Review of Sony Reader PRS-500 Ebook reader
Sony Corporation of America, 550 Madison Avenue, New York, NY 10022-3211 (800) 556-3411 www.sonystyle.com $349.
By Jeff Hastings -- School Library Journal, 3/1/2007
Well, I’ve finally done it. I’ve just read a full-length book digitally. And I liked it.
OK, so I’m not exactly the cutting edge early adopter you’d expect a tech reviewer to be. Ebooks have been around for years, after all. But they’ve always been so darned uncomfortable to read. What made the crucial difference? The Sony Reader and its paper-like E Ink display.
The nine-ounce, 6.9 by 4.9 inch Reader has the friendly dimensions of a trade paperback and comes with a cozy leather cover. A pleasure to hold, the Reader’s display is what makes the user experience feel perfectly natural. It’s not backlit like a CRT or LCD, so it’s friendly to the eyes. Instead, e Ink employs tiny, polarized white and black globules that are attracted to either the top or bottom of a sandwiched electrode matrix with each new page. Once a page has rendered, the particulate poseurs can remain in place indefinitely. No additional power is needed to sustain the display. And text can be comfortably viewed from just about any angle, even in full sun.
I downloaded Sex, Drugs and Cocoa Puffs (Scribner, 2003) by Chuck Klosterman from Sony’s Connect Reader site. Luckily, it was a killer selection, and, before I knew it, I completely forgot I was doing a tech review at all. I just read the thing; in bed, at the dinner table—in short, I did everything I’d do with a paperback but take it into the bathtub.
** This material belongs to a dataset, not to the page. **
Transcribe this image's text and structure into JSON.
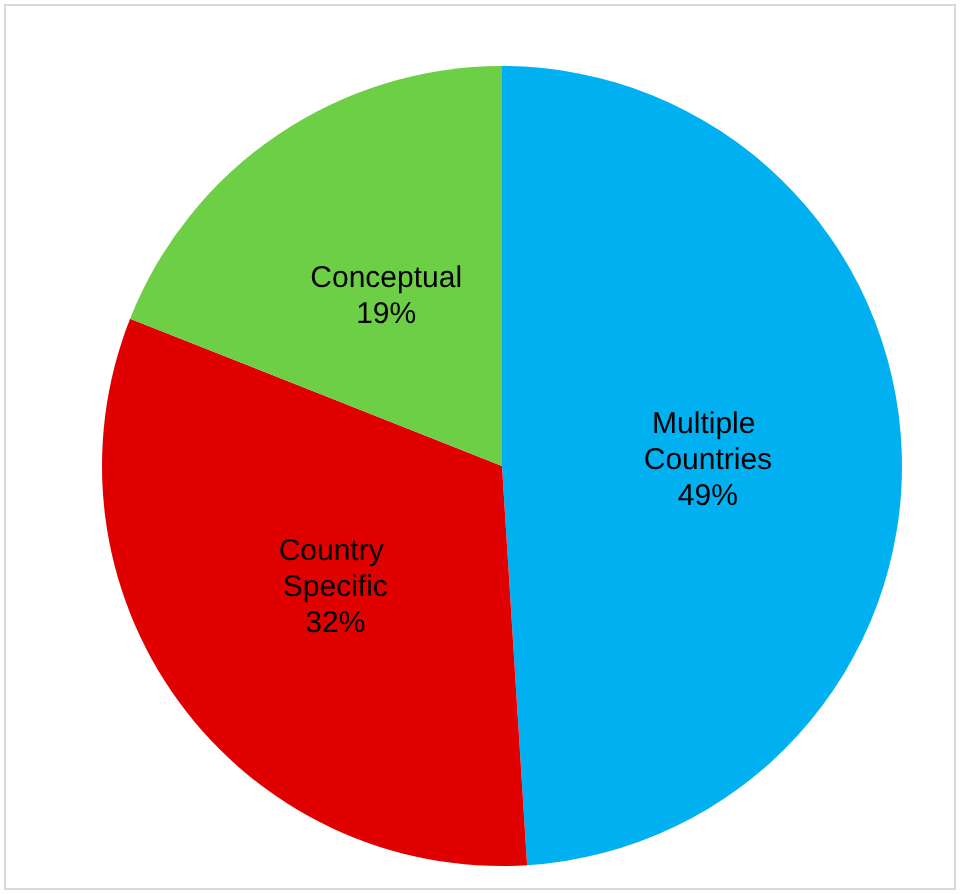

But how does it compare with actual print? The Sony Reader’s display is, in fact, lower contrast than a printed page. While text appears crisp and black, the “page” itself is tinted grayish brown, thus making graphic novels, for instance, very difficult to read when compared to their actual paper counterparts.
What about other ebook and text file formats? For me, the Reader only reliably displayed Sony’s preferred ebook format, called BBeB. (Broadband eBook Format). Other formats were pretty hit-and-miss. While the device does support popular PDF files, for instance, the small screen size made for uncomfortable reading.
What about navigation? Despite the relative simplicity of its purpose, the Sony Reader’s menus were clumsy and the unit seems to have been designed for readers who turn pages from left to right. This right-handed westerner found even the most basic functions cumbersome, and you can’t quickly flip through pages as you could with a paperback. It’s a good thing the device lets readers place and recall dozens of bookmarks because finding a particular passage could otherwise take quite a while.
Flaws aside, the Sony Reader is the first product to convince me of the ebook’s potential for delivering a comfortable, extended reading experience. That alone makes it worth looking at. And if Sony ever develops a submersible reader I can take into the bathtub, I may never buy a novel in print again.